WARNING: BABEL_ENV=production does not work on Windows, you must use the set keyword (set BABEL_ENV=production). For cross platform builds, check out cross-env.

Note that the build script really has very little to do with AVA, and is just a demonstration of how to use Babel's env configuration to manipulate your config so it's compatible with AVA.

Use the Babel require hook

To use the Babel require hook, add babel-core/register to the require section of you AVA config in package.json.

{
	"ava": {
		"require": ["babel-core/register"]
	}
}

Note: You can also set the require hook from the command line: ava --require=babel-core/register. However, configuring it in package.json saves you from repeatedly typing that flag.

Putting it all together

Combining the above steps, your complete package.json should look something like this:

{
	"scripts": {
		"test": "nyc ava",
		"build": "BABEL_ENV=production babel --out-dir=dist index.js"
	},
	"babel": {
		"presets": ["es2015"],
		"plugins": ["transform-runtime"],
		"ignore": "test.js",
		"env": {
			"development": {
				"sourceMaps": "inline"
			}
		}
	},
	"ava": {
		"require": ["babel-core/register"]
	}
}

HTML reports

NYC creates a json coverage file for each forked process in the .nyc_ouput directory.

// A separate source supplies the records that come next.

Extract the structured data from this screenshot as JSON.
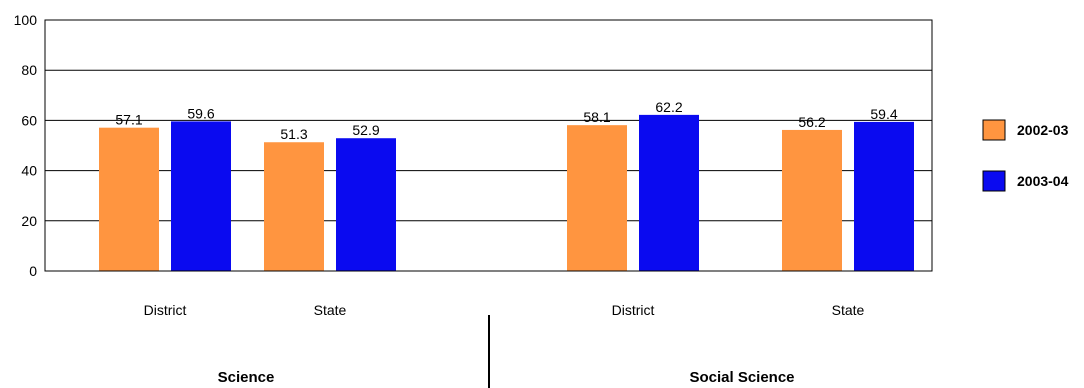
{
  "chart_data": {
    "type": "bar",
    "title": "",
    "xlabel": "",
    "ylabel": "",
    "ylim": [
      0,
      100
    ],
    "yticks": [
      0,
      20,
      40,
      60,
      80,
      100
    ],
    "grid": true,
    "legend_position": "right",
    "categories": [
      "District",
      "State",
      "District",
      "State"
    ],
    "groups": [
      {
        "label": "Science",
        "categories": [
          0,
          1
        ]
      },
      {
        "label": "Social Science",
        "categories": [
          2,
          3
        ]
      }
    ],
    "series": [
      {
        "name": "2002-03",
        "color": "#FF9540",
        "values": [
          57.1,
          51.3,
          58.1,
          56.2
        ]
      },
      {
        "name": "2003-04",
        "color": "#0A0AF0",
        "values": [
          59.6,
          52.9,
          62.2,
          59.4
        ]
      }
    ]
  }
}
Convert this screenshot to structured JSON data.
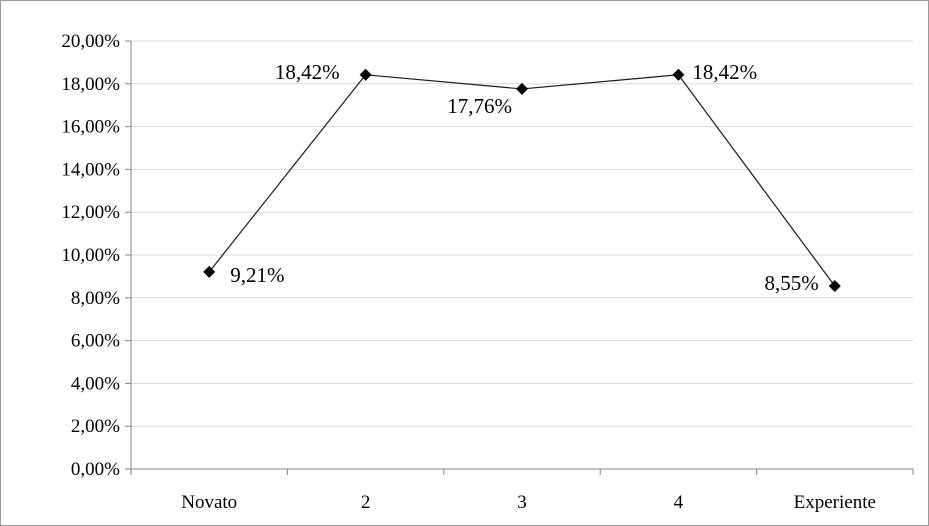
{
  "chart_data": {
    "type": "line",
    "title": "",
    "xlabel": "",
    "ylabel": "",
    "categories": [
      "Novato",
      "2",
      "3",
      "4",
      "Experiente"
    ],
    "series": [
      {
        "values": [
          9.21,
          18.42,
          17.76,
          18.42,
          8.55
        ],
        "data_labels": [
          "9,21%",
          "18,42%",
          "17,76%",
          "18,42%",
          "8,55%"
        ],
        "color": "#000000",
        "marker": "diamond"
      }
    ],
    "ylim": [
      0,
      20
    ],
    "y_ticks": [
      0,
      2,
      4,
      6,
      8,
      10,
      12,
      14,
      16,
      18,
      20
    ],
    "y_tick_labels": [
      "0,00%",
      "2,00%",
      "4,00%",
      "6,00%",
      "8,00%",
      "10,00%",
      "12,00%",
      "14,00%",
      "16,00%",
      "18,00%",
      "20,00%"
    ],
    "grid": true,
    "legend": "none",
    "colors": {
      "gridline": "#d9d9d9",
      "axis": "#868686",
      "border": "#9a9a9a"
    }
  }
}
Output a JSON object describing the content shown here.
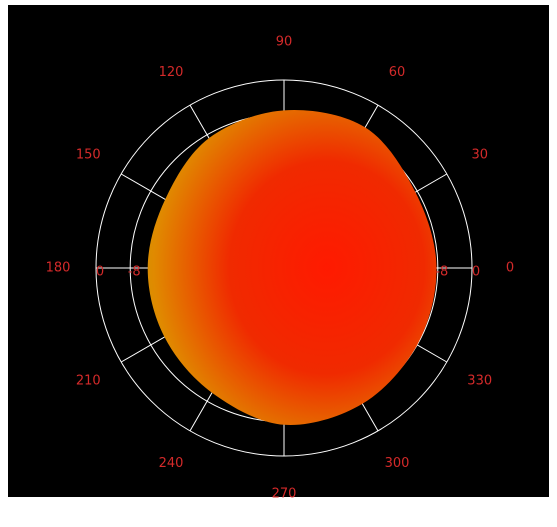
{
  "chart_data": {
    "type": "polar",
    "thetaticks": [
      0,
      30,
      60,
      90,
      120,
      150,
      180,
      210,
      240,
      270,
      300,
      330
    ],
    "rlim": [
      -44,
      0
    ],
    "rticks": [
      -8,
      0
    ],
    "series": [
      {
        "theta": [
          0,
          30,
          60,
          90,
          120,
          150,
          180,
          210,
          240,
          270,
          300,
          330
        ],
        "values": [
          -8.3,
          -8.5,
          -6,
          -7.1,
          -8.9,
          -11.9,
          -12.1,
          -11.7,
          -10.3,
          -7.3,
          -7.3,
          -8
        ]
      }
    ]
  }
}
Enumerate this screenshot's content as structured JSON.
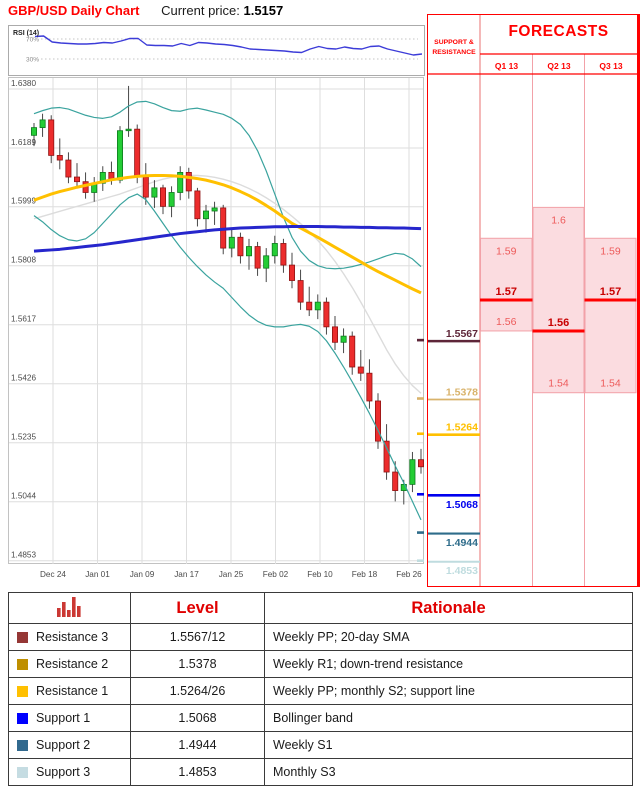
{
  "header": {
    "title": "GBP/USD Daily Chart",
    "price_label": "Current price:",
    "price_value": "1.5157"
  },
  "rsi": {
    "label": "RSI (14)",
    "upper_label": "70%",
    "lower_label": "30%",
    "upper": 70,
    "lower": 30,
    "line_color": "#3c3cd8",
    "values": [
      75,
      76,
      64,
      62,
      61,
      60,
      60,
      61,
      63,
      62,
      66,
      71,
      71,
      58,
      57,
      57,
      56,
      61,
      57,
      63,
      62,
      60,
      59,
      57,
      54,
      50,
      49,
      48,
      47,
      46,
      44,
      43,
      50,
      55,
      51,
      50,
      54,
      51,
      50,
      55,
      56,
      50,
      46,
      42,
      38,
      40
    ]
  },
  "chart_data": {
    "type": "candlestick",
    "title": "GBP/USD Daily Chart",
    "up_color": "#24cd35",
    "up_stroke": "#0e7a1e",
    "down_color": "#ec2c2c",
    "down_stroke": "#8f1414",
    "y_ticks": [
      {
        "price": 1.638,
        "label": "1.6380"
      },
      {
        "price": 1.6189,
        "label": "1.6189"
      },
      {
        "price": 1.5999,
        "label": "1.5999"
      },
      {
        "price": 1.5808,
        "label": "1.5808"
      },
      {
        "price": 1.5617,
        "label": "1.5617"
      },
      {
        "price": 1.5426,
        "label": "1.5426"
      },
      {
        "price": 1.5235,
        "label": "1.5235"
      },
      {
        "price": 1.5044,
        "label": "1.5044"
      },
      {
        "price": 1.4853,
        "label": "1.4853"
      }
    ],
    "x_labels": [
      "Dec 24",
      "Jan 01",
      "Jan 09",
      "Jan 17",
      "Jan 25",
      "Feb 02",
      "Feb 10",
      "Feb 18",
      "Feb 26"
    ],
    "candles": [
      [
        1.623,
        1.627,
        1.6195,
        1.6255
      ],
      [
        1.6255,
        1.63,
        1.6225,
        1.628
      ],
      [
        1.628,
        1.6295,
        1.614,
        1.6165
      ],
      [
        1.6165,
        1.622,
        1.612,
        1.615
      ],
      [
        1.615,
        1.6175,
        1.6075,
        1.6095
      ],
      [
        1.6095,
        1.614,
        1.606,
        1.608
      ],
      [
        1.608,
        1.611,
        1.6025,
        1.6045
      ],
      [
        1.6045,
        1.6095,
        1.6015,
        1.6075
      ],
      [
        1.6075,
        1.613,
        1.605,
        1.611
      ],
      [
        1.611,
        1.6145,
        1.607,
        1.6085
      ],
      [
        1.6085,
        1.626,
        1.6075,
        1.6245
      ],
      [
        1.6245,
        1.639,
        1.6225,
        1.625
      ],
      [
        1.625,
        1.6265,
        1.6075,
        1.6095
      ],
      [
        1.6095,
        1.614,
        1.6005,
        1.603
      ],
      [
        1.603,
        1.6085,
        1.5995,
        1.606
      ],
      [
        1.606,
        1.607,
        1.5975,
        1.6
      ],
      [
        1.6,
        1.6065,
        1.5965,
        1.6045
      ],
      [
        1.6045,
        1.613,
        1.602,
        1.611
      ],
      [
        1.611,
        1.6125,
        1.6025,
        1.605
      ],
      [
        1.605,
        1.606,
        1.5935,
        1.596
      ],
      [
        1.596,
        1.6005,
        1.5915,
        1.5985
      ],
      [
        1.5985,
        1.6015,
        1.594,
        1.5995
      ],
      [
        1.5995,
        1.6005,
        1.5845,
        1.5865
      ],
      [
        1.5865,
        1.5925,
        1.5835,
        1.59
      ],
      [
        1.59,
        1.5915,
        1.5815,
        1.584
      ],
      [
        1.584,
        1.5895,
        1.5795,
        1.587
      ],
      [
        1.587,
        1.5885,
        1.5775,
        1.58
      ],
      [
        1.58,
        1.5865,
        1.5755,
        1.584
      ],
      [
        1.584,
        1.5905,
        1.5815,
        1.588
      ],
      [
        1.588,
        1.5895,
        1.5785,
        1.581
      ],
      [
        1.581,
        1.585,
        1.5735,
        1.576
      ],
      [
        1.576,
        1.5795,
        1.5665,
        1.569
      ],
      [
        1.569,
        1.574,
        1.5645,
        1.5665
      ],
      [
        1.5665,
        1.5715,
        1.5635,
        1.569
      ],
      [
        1.569,
        1.5705,
        1.5585,
        1.561
      ],
      [
        1.561,
        1.5645,
        1.5535,
        1.556
      ],
      [
        1.556,
        1.5605,
        1.5525,
        1.558
      ],
      [
        1.558,
        1.5595,
        1.5455,
        1.548
      ],
      [
        1.548,
        1.5535,
        1.5435,
        1.546
      ],
      [
        1.546,
        1.5505,
        1.5345,
        1.537
      ],
      [
        1.537,
        1.5395,
        1.5215,
        1.524
      ],
      [
        1.524,
        1.5295,
        1.5115,
        1.514
      ],
      [
        1.514,
        1.5175,
        1.5045,
        1.508
      ],
      [
        1.508,
        1.5115,
        1.5035,
        1.51
      ],
      [
        1.51,
        1.5205,
        1.5075,
        1.518
      ],
      [
        1.518,
        1.5215,
        1.5135,
        1.5157
      ]
    ],
    "series": [
      {
        "name": "sma-20",
        "color": "#dcdcdc",
        "width": 1.4,
        "values": [
          1.596,
          1.5968,
          1.5976,
          1.5984,
          1.5992,
          1.6,
          1.6008,
          1.6016,
          1.6024,
          1.6032,
          1.604,
          1.605,
          1.606,
          1.607,
          1.608,
          1.6088,
          1.6094,
          1.6098,
          1.61,
          1.61,
          1.6098,
          1.6094,
          1.6088,
          1.608,
          1.607,
          1.6058,
          1.6044,
          1.6028,
          1.601,
          1.599,
          1.5968,
          1.5944,
          1.5918,
          1.589,
          1.5858,
          1.5822,
          1.5782,
          1.5738,
          1.569,
          1.564,
          1.5588,
          1.5536,
          1.549,
          1.5452,
          1.542,
          1.5395
        ]
      },
      {
        "name": "bollinger-upper",
        "color": "#3aa39e",
        "width": 1.2,
        "values": [
          1.63,
          1.631,
          1.6318,
          1.632,
          1.6315,
          1.6305,
          1.6295,
          1.6288,
          1.6285,
          1.629,
          1.6305,
          1.6325,
          1.6338,
          1.634,
          1.6332,
          1.632,
          1.631,
          1.6308,
          1.6315,
          1.6318,
          1.6312,
          1.6305,
          1.6298,
          1.6285,
          1.6265,
          1.623,
          1.618,
          1.6115,
          1.604,
          1.5965,
          1.59,
          1.5855,
          1.5825,
          1.5808,
          1.58,
          1.5798,
          1.58,
          1.5805,
          1.5812,
          1.582,
          1.583,
          1.584,
          1.5848,
          1.5845,
          1.583,
          1.5805
        ]
      },
      {
        "name": "bollinger-lower",
        "color": "#3aa39e",
        "width": 1.2,
        "values": [
          1.597,
          1.595,
          1.5925,
          1.5905,
          1.5892,
          1.5888,
          1.5895,
          1.5915,
          1.5945,
          1.5975,
          1.6005,
          1.6028,
          1.604,
          1.6022,
          1.5985,
          1.5945,
          1.5905,
          1.5868,
          1.5835,
          1.5805,
          1.5778,
          1.5755,
          1.5735,
          1.5705,
          1.5675,
          1.5648,
          1.5628,
          1.5615,
          1.561,
          1.561,
          1.5615,
          1.5618,
          1.5612,
          1.5595,
          1.5565,
          1.5525,
          1.548,
          1.5432,
          1.5382,
          1.533,
          1.5275,
          1.5218,
          1.516,
          1.5105,
          1.5045,
          1.4985
        ]
      },
      {
        "name": "sma-55",
        "color": "#ffc000",
        "width": 3,
        "values": [
          1.602,
          1.603,
          1.604,
          1.6048,
          1.6055,
          1.6062,
          1.6068,
          1.6074,
          1.608,
          1.6086,
          1.609,
          1.6094,
          1.6097,
          1.6099,
          1.61,
          1.61,
          1.6099,
          1.6097,
          1.6094,
          1.609,
          1.6085,
          1.6078,
          1.607,
          1.606,
          1.6048,
          1.6035,
          1.602,
          1.6003,
          1.5985,
          1.5965,
          1.5945,
          1.593,
          1.5915,
          1.59,
          1.5884,
          1.5868,
          1.5852,
          1.5836,
          1.582,
          1.5804,
          1.5789,
          1.5775,
          1.5761,
          1.5747,
          1.5733,
          1.572
        ]
      },
      {
        "name": "sma-100",
        "color": "#2626cc",
        "width": 3,
        "values": [
          1.5855,
          1.5857,
          1.5859,
          1.5861,
          1.5864,
          1.5867,
          1.587,
          1.5873,
          1.5876,
          1.588,
          1.5884,
          1.5888,
          1.5892,
          1.5896,
          1.59,
          1.5904,
          1.5908,
          1.5912,
          1.5915,
          1.5918,
          1.5921,
          1.5924,
          1.5926,
          1.5928,
          1.593,
          1.5931,
          1.5932,
          1.5933,
          1.5934,
          1.5934,
          1.5935,
          1.5935,
          1.5935,
          1.5935,
          1.5934,
          1.5934,
          1.5933,
          1.5933,
          1.5932,
          1.5932,
          1.5931,
          1.5931,
          1.593,
          1.593,
          1.5929,
          1.5928
        ]
      }
    ]
  },
  "sr_panel": {
    "header_line1": "SUPPORT &",
    "header_line2": "RESISTANCE",
    "levels": [
      {
        "price": 1.5567,
        "label": "1.5567",
        "color": "#5e2639",
        "bold": true,
        "label_side": "above",
        "line_width": 2.6
      },
      {
        "price": 1.5378,
        "label": "1.5378",
        "color": "#d9b36b",
        "bold": true,
        "label_side": "above",
        "line_width": 1.8
      },
      {
        "price": 1.5264,
        "label": "1.5264",
        "color": "#ffc000",
        "bold": true,
        "label_side": "above",
        "line_width": 2.6
      },
      {
        "price": 1.5068,
        "label": "1.5068",
        "color": "#0000ee",
        "bold": true,
        "label_side": "below",
        "line_width": 2.6
      },
      {
        "price": 1.4944,
        "label": "1.4944",
        "color": "#2e6c8a",
        "bold": true,
        "label_side": "below",
        "line_width": 2.2
      },
      {
        "price": 1.4853,
        "label": "1.4853",
        "color": "#bfdcdf",
        "bold": true,
        "label_side": "below",
        "line_width": 2.0
      }
    ]
  },
  "forecasts": {
    "title": "FORECASTS",
    "box_fill": "#fbdce0",
    "box_stroke": "#f2a1a8",
    "bold_line_color": "#ff0000",
    "label_color": "#ed5a5a",
    "bold_label_color": "#c80000",
    "columns": [
      {
        "label": "Q1 13",
        "high": 1.59,
        "high_label": "1.59",
        "mid": 1.57,
        "mid_label": "1.57",
        "low": 1.56,
        "low_label": "1.56"
      },
      {
        "label": "Q2 13",
        "high": 1.6,
        "high_label": "1.6",
        "mid": 1.56,
        "mid_label": "1.56",
        "low": 1.54,
        "low_label": "1.54"
      },
      {
        "label": "Q3 13",
        "high": 1.59,
        "high_label": "1.59",
        "mid": 1.57,
        "mid_label": "1.57",
        "low": 1.54,
        "low_label": "1.54"
      }
    ]
  },
  "table": {
    "icon": "bar-chart-icon",
    "icon_color": "#cb3834",
    "level_header": "Level",
    "rationale_header": "Rationale",
    "rows": [
      {
        "swatch": "#953735",
        "label": "Resistance 3",
        "level": "1.5567/12",
        "rationale": "Weekly PP; 20-day SMA"
      },
      {
        "swatch": "#bf8f00",
        "label": "Resistance 2",
        "level": "1.5378",
        "rationale": "Weekly R1; down-trend resistance"
      },
      {
        "swatch": "#ffc000",
        "label": "Resistance 1",
        "level": "1.5264/26",
        "rationale": "Weekly PP; monthly S2; support line"
      },
      {
        "swatch": "#0000ff",
        "label": "Support 1",
        "level": "1.5068",
        "rationale": "Bollinger band"
      },
      {
        "swatch": "#31698e",
        "label": "Support 2",
        "level": "1.4944",
        "rationale": "Weekly S1"
      },
      {
        "swatch": "#c5dce2",
        "label": "Support 3",
        "level": "1.4853",
        "rationale": "Monthly S3"
      }
    ]
  }
}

To combine those into a human readable HTML report, do the following:

$ ./node_modules/.bin/nyc report --reporter=html

Or, use an npm script to save on typing:

{
	"scripts": {
		"report": "nyc report --reporter=html"
	}
}

This will output a HTML file to the coverage directory.

Hosted coverage

Travis CI & Coveralls

First, you must login to coveralls.io and activate your repository.

Once that is done, add coveralls as a development dependency:

$ npm install coveralls --save-dev

Then add the following to your .travis.yml:

after_success:
	- './node_modules/.bin/nyc report --reporter=text-lcov | ./node_modules/.bin/coveralls'

Your coverage report will then appear on coveralls shortly after Travis completes.